If all social graph data is private, then a large chunk of the Nostr value proposition disappears, IMO.  However, allowing users some discretion would be good. 
 Totally agreed, I'm not sure what the right solution is. Private groups highlight this tension because you might want to follow people you're in a group with, but then you're actually potentially leaking data about your association that would otherwise be private. Something to think about. 
 How is the “open” social graph nostr’s game changer? This has been part of social networks since the beginning. 

Granted, there is a tension between having open and private relationships… (and nostr does have potential to be the social “identity management” layer of the internet) but I don’t see this as threatening to Nostr’s value as a protocol for distributed identity management (on the social web).

Fact is: Social graphs have been a part of social media since it’s inception. While nostr’s open architecture has potential to revolutionize this, it is hardly itself nostr’s value prop. 

Also fact: people want privacy. Private groups are a thing. Without private relationships as well, people will just use private anon accounts. Thank god for nostr to support truly anon accounts. 

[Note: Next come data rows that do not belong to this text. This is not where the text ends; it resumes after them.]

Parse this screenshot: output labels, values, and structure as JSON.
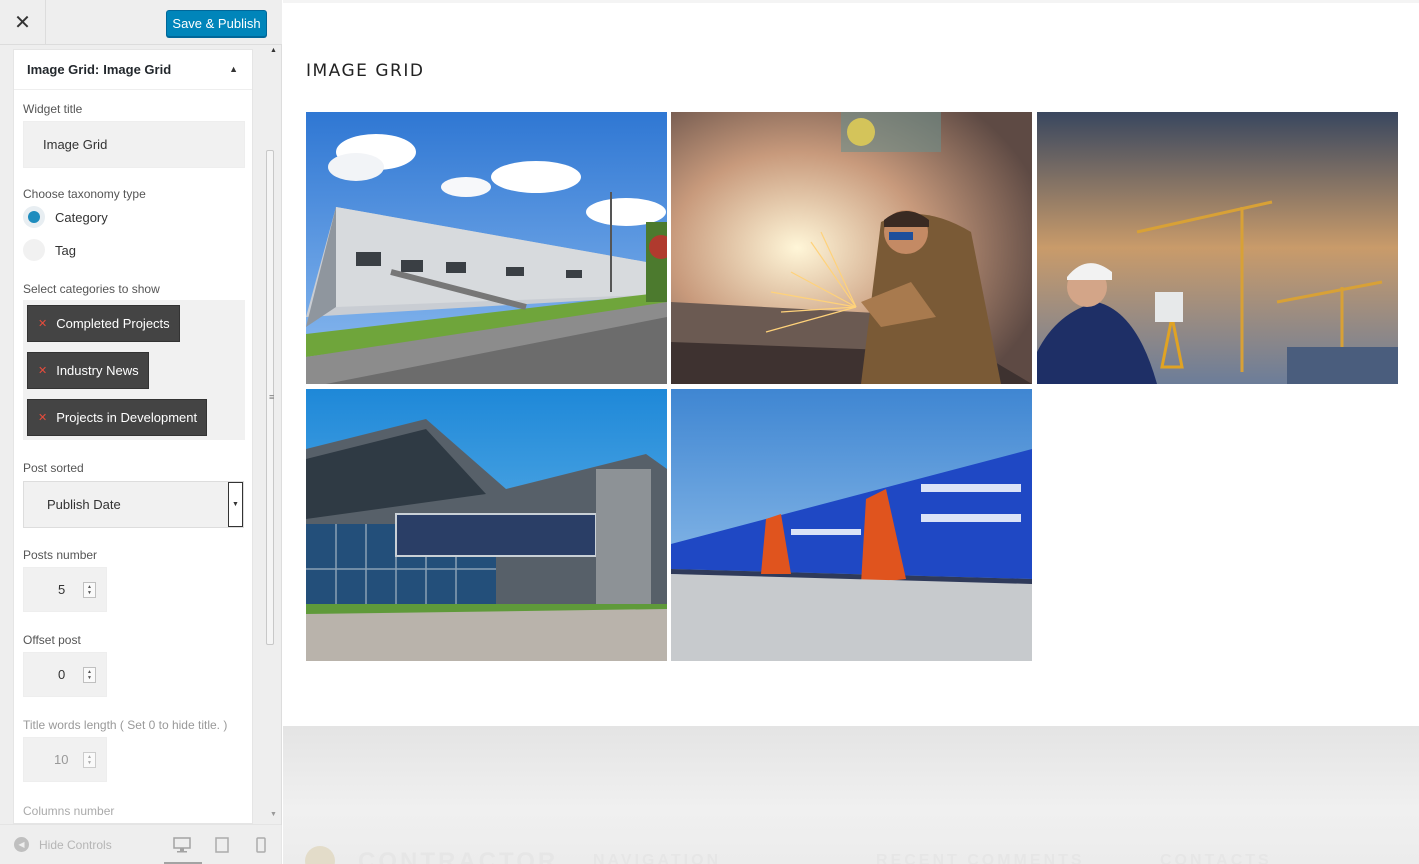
{
  "topbar": {
    "close_icon": "close-icon",
    "publish_label": "Save & Publish",
    "publish_color": "#0085ba"
  },
  "widget": {
    "header_type": "Image Grid:",
    "header_title": "Image Grid",
    "widget_title_label": "Widget title",
    "widget_title_value": "Image Grid",
    "taxonomy_label": "Choose taxonomy type",
    "taxonomy_options": [
      {
        "label": "Category",
        "checked": true
      },
      {
        "label": "Tag",
        "checked": false
      }
    ],
    "categories_label": "Select categories to show",
    "categories": [
      "Completed Projects",
      "Industry News",
      "Projects in Development"
    ],
    "post_sorted_label": "Post sorted",
    "post_sorted_value": "Publish Date",
    "posts_number_label": "Posts number",
    "posts_number_value": "5",
    "offset_label": "Offset post",
    "offset_value": "0",
    "title_words_label": "Title words length ( Set 0 to hide title. )",
    "title_words_value": "10",
    "columns_label": "Columns number"
  },
  "footer_controls": {
    "hide_controls_label": "Hide Controls",
    "devices": [
      "desktop-icon",
      "tablet-icon",
      "mobile-icon"
    ]
  },
  "preview": {
    "grid_title": "IMAGE GRID",
    "images": [
      {
        "name": "warehouse-photo",
        "alt": "industrial warehouse building"
      },
      {
        "name": "welder-photo",
        "alt": "worker grinding metal with sparks"
      },
      {
        "name": "surveyor-photo",
        "alt": "engineer with tower cranes"
      },
      {
        "name": "office-building-photo",
        "alt": "modern glass office building"
      },
      {
        "name": "blue-warehouse-photo",
        "alt": "long blue logistics warehouse"
      }
    ],
    "footer_words": [
      "CONTRACTOR",
      "NAVIGATION",
      "RECENT COMMENTS",
      "CONTACTS"
    ]
  }
}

Nostr’s value to the internet is in respecting people’s privacy while preserving their data integrity and sovereignty across any app. Private follow lists fall right into this value prop, despite the obvious challenge of keeping social graphs meaningful and accessible.  
 I think the thing Nostr does is make the social graph an accessible, inherent part of the protocol itself.  It used to be the social graph was accessible only through propriety APIs, but since Nostr is an open protocol, that social graph is now available to any application using the protocol.

Of course, that is the exact reason why one would want privacy, but fortunately there are a number of possible ways of preserving privacy, not least of which is anonymity.